Performance regression: torch.jit.trace() significantly slower on RTX 5090 than RTX 4060 (cu128 nightly)

When running torch.jit.trace() on a simple model using RTX 5090, the performance is significantly slower than on RTX 4060-ti — despite both running the same CUDA runtime and PyTorch version. (x2.5 slower..)

Is there any solution regarding this issue? I’m struggling with very expensive GPU…

I also set the PC’s power performance to P0 state, which is the highest performance mode.

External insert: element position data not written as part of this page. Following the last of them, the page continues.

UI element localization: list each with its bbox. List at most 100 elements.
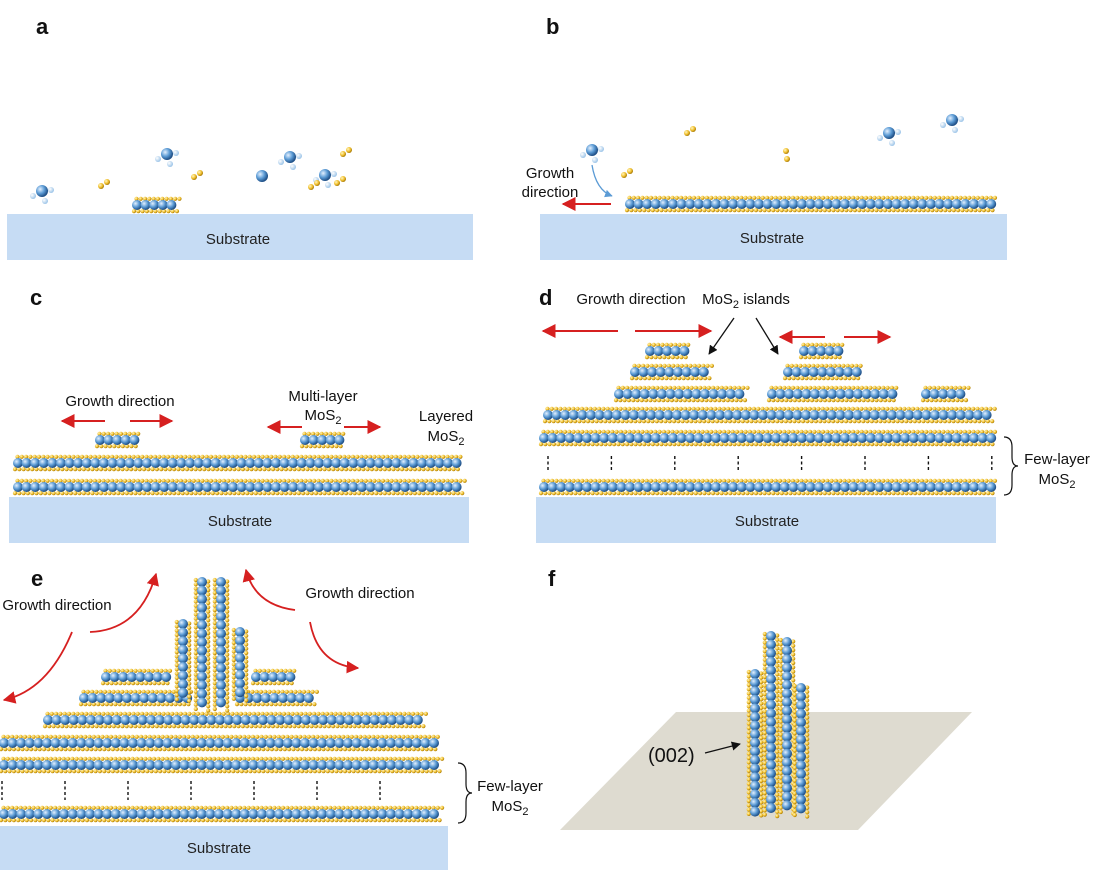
s-atom: [775, 728, 780, 733]
mo-atom: [403, 760, 414, 770]
s-atom: [782, 376, 788, 381]
s-atom: [388, 805, 393, 810]
s-atom: [805, 715, 810, 720]
s-atom: [100, 805, 105, 810]
s-atom: [800, 419, 806, 424]
s-atom: [759, 770, 764, 775]
substrate-label: Substrate: [740, 230, 804, 247]
s-atom: [685, 376, 691, 381]
mo-atom: [7, 809, 18, 819]
s-atom: [405, 734, 410, 739]
s-atom: [851, 195, 856, 200]
s-atom: [743, 406, 748, 411]
mo-atom: [178, 636, 188, 647]
s-atom: [184, 467, 190, 472]
mo-atom: [119, 809, 130, 819]
s-atom: [308, 818, 313, 823]
s-atom: [569, 491, 574, 496]
mo-atom: [361, 715, 372, 725]
s-atom: [805, 419, 810, 424]
mo-atom: [750, 677, 760, 688]
s-atom: [316, 454, 321, 459]
s-atom: [663, 208, 668, 213]
s-atom: [925, 398, 930, 403]
s-atom: [422, 756, 427, 761]
s-atom: [710, 491, 716, 496]
mo-atom: [197, 697, 207, 708]
mo-atom: [188, 738, 199, 748]
s-atom: [644, 195, 649, 200]
s-atom: [360, 818, 365, 823]
s-atom: [848, 398, 853, 403]
s-atom: [157, 209, 162, 214]
s-atom: [777, 406, 782, 411]
mo-atom: [56, 458, 66, 468]
mo-atom: [33, 738, 44, 748]
s-atom: [814, 342, 819, 347]
s-atom: [821, 376, 826, 381]
s-atom: [291, 747, 296, 752]
mo-atom: [700, 389, 710, 399]
s-atom: [225, 588, 230, 593]
s-atom: [128, 689, 133, 694]
s-atom: [713, 406, 718, 411]
s-atom: [746, 717, 751, 722]
s-atom: [852, 398, 858, 403]
mo-atom: [766, 665, 776, 676]
s-atom: [632, 363, 637, 368]
s-atom: [116, 668, 121, 673]
s-atom: [187, 625, 192, 630]
mos2-layer: [538, 478, 998, 496]
s-atom: [564, 442, 569, 447]
s-atom: [124, 689, 129, 694]
s-atom: [709, 195, 714, 200]
mo-atom: [573, 433, 584, 443]
mo-atom: [681, 367, 692, 377]
mo-atom: [343, 809, 353, 819]
s-atom: [567, 429, 572, 434]
s-atom: [377, 769, 382, 774]
s-atom: [153, 478, 158, 483]
mo-atom: [76, 809, 87, 819]
s-atom: [757, 419, 763, 424]
s-atom: [250, 734, 255, 739]
s-atom: [106, 431, 111, 436]
s-atom: [392, 756, 397, 761]
s-atom: [328, 431, 333, 436]
s-atom: [732, 419, 737, 424]
mo-atom: [38, 458, 49, 468]
mo-atom: [202, 482, 213, 492]
s-atom: [346, 711, 351, 716]
s-atom: [107, 491, 112, 496]
mo-atom: [782, 688, 792, 699]
s-atom: [307, 454, 312, 459]
s-atom: [53, 756, 58, 761]
s-atom: [814, 442, 819, 447]
s-atom: [573, 419, 578, 424]
mo-atom: [796, 717, 806, 728]
s-atom: [174, 658, 179, 663]
mo-atom: [159, 458, 170, 468]
s-atom: [172, 491, 177, 496]
s-atom: [759, 718, 764, 723]
s-atom: [150, 724, 155, 729]
s-atom: [771, 442, 776, 447]
s-atom: [175, 818, 180, 823]
s-atom: [276, 689, 281, 694]
s-atom: [417, 491, 422, 496]
s-atom: [98, 689, 103, 694]
s-atom: [305, 491, 310, 496]
s-atom: [908, 208, 913, 213]
s-atom: [359, 711, 364, 716]
s-atom: [153, 209, 158, 214]
mo-atom: [844, 389, 855, 399]
s-atom: [775, 719, 780, 724]
s-atom: [751, 406, 757, 411]
s-atom: [193, 646, 198, 651]
s-atom: [131, 431, 136, 436]
s-atom: [153, 454, 158, 459]
s-atom: [870, 442, 875, 447]
s-atom: [930, 491, 935, 496]
s-atom: [762, 679, 767, 684]
s-atom: [74, 756, 79, 761]
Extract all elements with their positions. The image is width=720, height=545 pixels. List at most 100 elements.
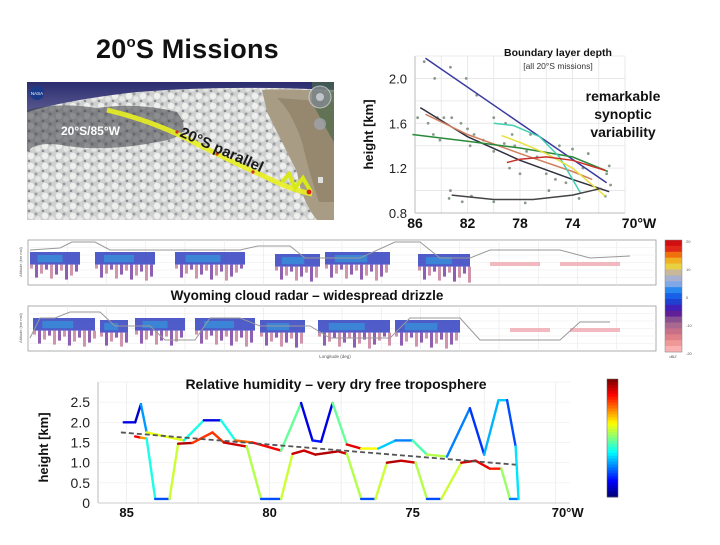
flight-altitude-line [29,311,610,341]
drizzle-streak [55,264,58,275]
data-point [416,116,420,120]
segment-flight-track-2 [311,439,323,443]
segment-flight-track-2 [345,443,363,450]
segment-flight-track-2 [279,401,303,452]
fit-line-mission-1 [425,57,608,184]
drizzle-streak [60,264,63,271]
data-point [433,77,437,80]
drizzle-streak [215,330,218,345]
drizzle-streak [215,264,218,276]
drizzle-streak [220,264,223,272]
segment-flight-track-1 [500,467,512,501]
radar-colorbar-cell [665,346,682,353]
drizzle-streak [340,264,343,270]
data-point [571,147,574,151]
rh-colorbar-cell [607,396,618,401]
segment-flight-track-1 [145,437,157,501]
data-point [426,121,430,125]
drizzle-streak [185,264,188,274]
data-point [502,142,506,145]
drizzle-streak [400,332,403,346]
x-tick-label: 75 [405,505,419,520]
drizzle-streak [235,264,238,273]
annotation-text: variability [590,124,656,140]
sky-region [27,82,334,112]
drizzle-streak [160,330,163,341]
drizzle-streak [330,264,333,278]
satellite-image: NASA 20°S/85°W 20°S parallel [27,82,334,220]
rh-colorbar-cell [607,423,618,427]
drizzle-streak [433,266,436,272]
y-tick-label: 1.2 [389,161,407,176]
drizzle-streak [443,266,446,277]
zoom-slider-handle[interactable] [318,177,323,183]
boundary-layer-chart: 86 82 78 74 70°W 0.8 1.2 1.6 2.0 height [km] Bound… [360,38,720,231]
segment-flight-track-2 [425,453,449,458]
segment-flight-track-1 [191,431,214,445]
start-point-label: 20°S/85°W [61,124,121,138]
drizzle-streak [68,330,71,346]
data-point [492,200,496,204]
x-tick-label: 82 [460,215,476,230]
segment-flight-track-1 [168,442,180,501]
drizzle-streak [83,330,86,347]
drizzle-streak [65,264,68,280]
segment-flight-track-1 [222,441,248,448]
drizzle-streak [220,330,223,341]
drizzle-streak [140,264,143,272]
drizzle-streak [180,330,183,338]
drizzle-streak [53,330,56,345]
drizzle-streak [125,332,128,343]
rh-colorbar-cell [607,470,618,474]
data-point [605,172,609,176]
drizzle-streak [445,332,448,349]
rh-colorbar-cell [607,443,618,448]
rh-colorbar-cell [607,473,618,477]
y-tick-label: 0.8 [389,206,407,221]
drizzle-streak [70,264,73,276]
drizzle-streak [418,266,421,271]
data-point [508,166,511,170]
drizzle-streak [150,264,153,277]
rh-colorbar-cell [607,446,618,451]
radar-colorbar-cell [665,293,682,300]
segment-flight-track-1 [291,449,306,455]
drizzle-streak [365,264,368,276]
drizzle-streak [150,330,153,336]
rh-colorbar-cell [607,452,618,457]
radar-colorbar-cell [665,251,682,258]
drizzle-streak [410,332,413,338]
caption-background [188,286,426,304]
radar-colorbar-tick: -10 [686,323,693,328]
drizzle-streak [88,330,91,343]
drizzle-streak [45,264,48,270]
segment-flight-track-1 [211,431,226,444]
drizzle-streak [453,266,456,282]
data-point [442,116,446,120]
drizzle-streak [310,266,313,282]
x-tick-label: 86 [407,215,423,230]
radar-colorbar-cell [665,281,682,288]
data-point [472,133,476,136]
drizzle-streak [280,332,283,347]
radar-echo-core [404,323,438,331]
radar-echo-core [37,255,63,263]
drizzle-streak [290,332,293,339]
drizzle-streak [210,330,213,336]
drizzle-streak [240,264,243,269]
radar-colorbar-cell [665,287,682,294]
drizzle-streak [110,332,113,342]
drizzle-streak [275,332,278,338]
drizzle-streak [175,330,178,342]
drizzle-streak [368,332,371,349]
rh-colorbar-cell [607,440,618,445]
rh-colorbar-cell [607,390,618,395]
drizzle-streak [195,330,198,335]
radar-echo-core [104,255,134,263]
data-point [459,121,463,125]
segment-flight-track-2 [299,401,314,442]
drizzle-streak [423,266,426,280]
drizzle-streak [355,264,358,271]
globe-navigation-control[interactable] [308,85,332,183]
data-point [547,189,551,192]
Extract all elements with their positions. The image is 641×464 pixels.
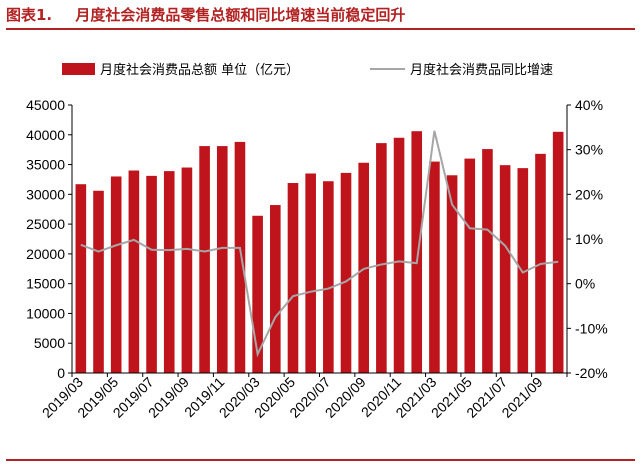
y-right-tick-label: 40% — [575, 97, 603, 113]
y-right-tick-label: -10% — [575, 320, 608, 336]
y-left-tick-label: 25000 — [26, 216, 65, 232]
legend-label-line: 月度社会消费品同比增速 — [410, 62, 553, 78]
bar — [146, 175, 157, 373]
bar — [358, 162, 369, 373]
bar — [499, 165, 511, 373]
bar — [181, 167, 193, 373]
bar — [340, 172, 352, 373]
bar — [270, 205, 281, 373]
y-left-tick-label: 15000 — [26, 276, 65, 292]
bar — [482, 149, 493, 373]
bar-series — [75, 131, 564, 373]
y-left-tick-label: 30000 — [26, 186, 65, 202]
y-left-tick-label: 35000 — [26, 157, 65, 173]
bar — [216, 146, 228, 373]
bar — [429, 161, 440, 373]
y-left-tick-label: 45000 — [26, 97, 65, 113]
y-left-tick-label: 5000 — [34, 335, 65, 351]
figure-number: 图表1. — [6, 6, 53, 24]
bar — [411, 131, 423, 373]
y-left-tick-label: 0 — [57, 365, 65, 381]
figure-title: 月度社会消费品零售总额和同比增速当前稳定回升 — [75, 6, 406, 24]
bar — [517, 168, 529, 373]
bar — [446, 175, 458, 373]
bar — [128, 170, 140, 373]
legend-swatch-bar — [62, 63, 95, 75]
bar — [323, 181, 334, 373]
legend-label-bar: 月度社会消费品总额 单位（亿元） — [100, 62, 299, 78]
bar — [199, 146, 210, 373]
y-right-tick-label: 20% — [575, 186, 603, 202]
bar — [252, 215, 263, 373]
axis-ticks: 0 5000 10000 15000 20000 25000 30000 35000 40000… — [26, 97, 608, 421]
bar — [93, 190, 104, 373]
bar — [393, 137, 405, 373]
y-left-tick-label: 10000 — [26, 305, 65, 321]
y-left-tick-label: 40000 — [26, 127, 65, 143]
figure-caption: 图表1. 月度社会消费品零售总额和同比增速当前稳定回升 — [6, 4, 635, 30]
chart-legend: 月度社会消费品总额 单位（亿元） 月度社会消费品同比增速 — [62, 62, 553, 78]
y-right-tick-label: 10% — [575, 231, 603, 247]
bar — [376, 143, 387, 373]
bar — [464, 158, 476, 373]
bar — [75, 184, 87, 373]
bottom-rule — [6, 459, 635, 461]
bar — [305, 173, 316, 373]
y-right-tick-label: -20% — [575, 365, 608, 381]
bar — [163, 171, 175, 373]
growth-rate-line — [80, 130, 559, 358]
y-right-tick-label: 30% — [575, 142, 603, 158]
y-left-tick-label: 20000 — [26, 246, 65, 262]
bar — [552, 131, 564, 373]
y-right-tick-label: 0% — [575, 276, 595, 292]
bar — [287, 183, 299, 373]
bar — [234, 141, 246, 373]
bar — [110, 176, 122, 373]
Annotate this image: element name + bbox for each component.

PyTorch version: 2.9.0.dev20250707+cu128
Is debug build: False
CUDA used to build PyTorch: 12.8
ROCM used to build PyTorch: N/A

OS: Microsoft Windows 11 Pro (10.0.26100 64비트)
GCC version: Could not collect
Clang version: Could not collect
CMake version: version 3.31.2
Libc version: N/A

Python version: 3.10.18 | packaged by Anaconda, Inc. | (main, Jun 5 2025, 13:08:55) [MSC v.1929 64 bit (AMD64)] (64-bit runtime)
Python platform: Windows-10-10.0.26100-SP0
Is CUDA available: True
CUDA runtime version: 12.1.66
CUDA_MODULE_LOADING set to: LAZY
GPU models and configuration: GPU 0: NVIDIA GeForce RTX 5090
Nvidia driver version: 576.02
cuDNN version: C:\Program Files\NVIDIA GPU Computing Toolkit\CUDA\v12.1\bin\cudnn_ops_train64_8.dll
Is XPU available: False
HIP runtime version: N/A
MIOpen runtime version: N/A
Is XNNPACK available: True

CPU:
Name: AMD Ryzen 7 9800X3D 8-Core Processor
Manufacturer: AuthenticAMD
Family: 107
Architecture: 9
ProcessorType: 3
DeviceID: CPU0
CurrentClockSpeed: 4700
MaxClockSpeed: 4700
L2CacheSize: 8192
L2CacheSpeed: None
Revision: 17408

Versions of relevant libraries:
[pip3] mkl_fft==1.3.11
[pip3] mkl_random==1.2.8
[pip3] mkl-service==2.4.0
[pip3] numpy==2.2.5
[pip3] torch==2.9.0.dev20250707+cu128
[pip3] torchaudio==2.8.0.dev20250708+cu128
[pip3] torchvision==0.24.0.dev20250708+cu128
[conda] blas 1.0 mkl
[conda] intel-openmp 2023.1.0 h59b6b97_46320
[conda] mkl 2023.1.0 h6b88ed4_46358
[conda] mkl-service 2.4.0 py310h827c3e9_2
[conda] mkl_fft 1.3.11 py310h827c3e9_0
[conda] mkl_random 1.2.8 py310hc64d2fc_0
[conda] numpy 2.2.5 py310h5f75535_0
[conda] numpy-base 2.2.5 py310h23d94f8_0
[conda] tbb 2021.8.0 h59b6b97_0
[conda] torch 2.9.0.dev20250707+cu128 pypi_0 pypi
[conda] torchaudio 2.8.0.dev20250708+cu128 pypi_0 pypi
[conda] torchvision 0.24.0.dev20250708+cu128 pypi_0 pypi

The following code is an example that I made to be as close as possible to my problematic code for security reasons.

import torch
import torch.nn as nn
import time

# The following model is an example model.
class UNetLike(nn.Module):
    def __init__(self):
        super().__init__()
        self.conv = nn.Sequential(
            nn.Conv2d(1, 64, 3, padding=1),
            nn.ReLU(),
            nn.Conv2d(64, 64, 3, padding=1),
            nn.ReLU()
        )

    def forward(self, x):
        return self.conv(x)

# Example same size with my model
BATCH_SIZE = 64
H, W = 512, 512

model = UNetLike().half().cuda()
example_input = torch.randn(BATCH_SIZE, 1, H, W, dtype=torch.float16, device="cuda")

# JIT trace
start = torch.cuda.Event(enable_timing=True)
end = torch.cuda.Event(enable_timing=True)
start.record()

traced = torch.jit.trace(model, example_input)

end.record()
torch.cuda.synchronize()
print("Trace time (ms):", start.elapsed_time(end))

TorchScript is in maintenance and won’t receive any major features or updates anymore. Use torch.compile instead.

I keep reading this recommendation more often now and wanted to ask why torch.compile is recommended alot when it is not a replacement of TorchScript yet? E.g. it doesn’t have a c++ runtime, which makes it not suitable for a switch in alot of cases.

torch.compile() is not working in Windows.

torch.compile doesn’t work on Windows. I’m planning to replace my RTX 5090 with a 4090 for torch.jit.trace, because the 5090 is very unsuitable for accelerating jit.trace, and it’s a waste of money.